As Highland social structures were so localised, clan chiefs were important. Central government was based far away in Edinburgh and London and played virtually no role in daily life. “Highland farmers would folllow instructions from their chiefs. That could be to turn out and fight, or it might not. But what he said mostly went. Many chiefs did enter Lowland society, and their homes would contain fine books and furniture. Highlanders might not have been able to afford them, but they would be aware of them.”
Clansmen would mainly speak Gaelic, and their culture - through storytelling, poetry and music - was oral. “Stories would be passed through successive generations by mothers to babies at the knee. They were beginning to be more educated. Following the ‘45 rebellion, there was a real drive by the government to establish schools, Presbyterian churches, libraries and all the rest of it. But it was the rebellion that triggered this process of cultural engineering away from their traditional way of life to become good citizens. Of course, many Highland chiefs did become landlords less inclined to help their clansmen.”
Most of those who fought under Prince Charles Edward Stuart in the ‘45 were Episcopalian, and not Catholic, as is often presumed. But this form of worship was different to the Presbyterian-domianted Lowlands, and was viewed with suspicion by the authorities. “They were viewed as second-rate Protestants, and Highlanders resented that. The two Jacobite rebellions were very different in that regard. The first, in 1715, attracted more widespread support from across the country. The ‘45 was a more Highland affair.”

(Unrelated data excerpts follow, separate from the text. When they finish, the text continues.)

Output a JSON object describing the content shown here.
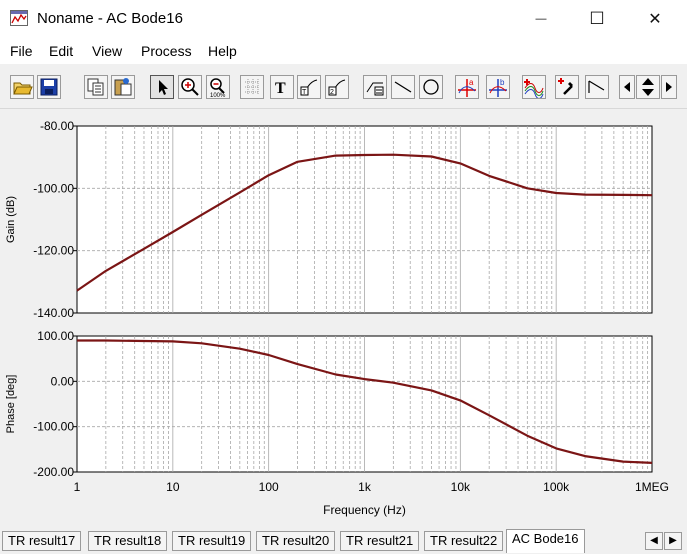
{
  "window": {
    "title": "Noname - AC Bode16",
    "minimize": "—",
    "maximize": "☐",
    "close": "✕"
  },
  "menu": [
    "File",
    "Edit",
    "View",
    "Process",
    "Help"
  ],
  "toolbar_icons": [
    "open-folder-icon",
    "save-disk-icon",
    "copy-icon",
    "paste-icon",
    "pointer-icon",
    "zoom-in-icon",
    "zoom-100-icon",
    "grid-icon",
    "text-icon",
    "curve-label-icon",
    "curve-label-2-icon",
    "curve-label-3-icon",
    "line-icon",
    "circle-icon",
    "cursor-a-icon",
    "cursor-b-icon",
    "add-curve-icon",
    "add-cursor-icon",
    "step-icon",
    "scroll-left-icon",
    "scroll-up-down-icon",
    "scroll-right-icon"
  ],
  "tabs": [
    "TR result17",
    "TR result18",
    "TR result19",
    "TR result20",
    "TR result21",
    "TR result22",
    "AC Bode16"
  ],
  "active_tab": "AC Bode16",
  "colors": {
    "curve": "#7b1515",
    "grid": "#a8a8a8",
    "plot_bg": "#ffffff"
  },
  "chart_data": [
    {
      "type": "line",
      "ylabel": "Gain (dB)",
      "ylim": [
        -140,
        -80
      ],
      "yticks": [
        "-80.00",
        "-100.00",
        "-120.00",
        "-140.00"
      ],
      "xscale": "log",
      "xlim": [
        1,
        1000000
      ],
      "grid": true,
      "x": [
        1,
        2,
        5,
        10,
        20,
        50,
        100,
        200,
        500,
        1000,
        2000,
        5000,
        10000,
        20000,
        50000,
        100000,
        200000,
        500000,
        1000000
      ],
      "values": [
        -132.8,
        -126.5,
        -119.4,
        -114.0,
        -108.5,
        -101.3,
        -95.8,
        -91.5,
        -89.5,
        -89.3,
        -89.2,
        -89.8,
        -92.0,
        -96.0,
        -100.0,
        -101.5,
        -102.0,
        -102.1,
        -102.2
      ]
    },
    {
      "type": "line",
      "ylabel": "Phase [deg]",
      "xlabel": "Frequency (Hz)",
      "ylim": [
        -200,
        100
      ],
      "yticks": [
        "100.00",
        "0.00",
        "-100.00",
        "-200.00"
      ],
      "xscale": "log",
      "xlim": [
        1,
        1000000
      ],
      "xticks": [
        "1",
        "10",
        "100",
        "1k",
        "10k",
        "100k",
        "1MEG"
      ],
      "grid": true,
      "x": [
        1,
        2,
        5,
        10,
        20,
        50,
        100,
        200,
        500,
        1000,
        2000,
        5000,
        10000,
        20000,
        50000,
        100000,
        200000,
        500000,
        1000000
      ],
      "values": [
        90,
        90,
        89,
        88,
        84,
        72,
        58,
        38,
        15,
        5,
        -3,
        -20,
        -42,
        -75,
        -120,
        -148,
        -165,
        -177,
        -180
      ]
    }
  ]
}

Clan ties remained strong, and chiefs had the power to summon small armies. “Cameron of Lochiel, for example, was able to call out 700 or 800 clansmen. So you only needed half a dozen of these chiefs on your side to have the backbone of an army. But a lot of the chiefs would produce only a dozen or so. Then there were the desperate individuals - the Rob Roy MacGregor types - with no money, so thought they may as well throw in their lot with Bonnie Prince Charlie.”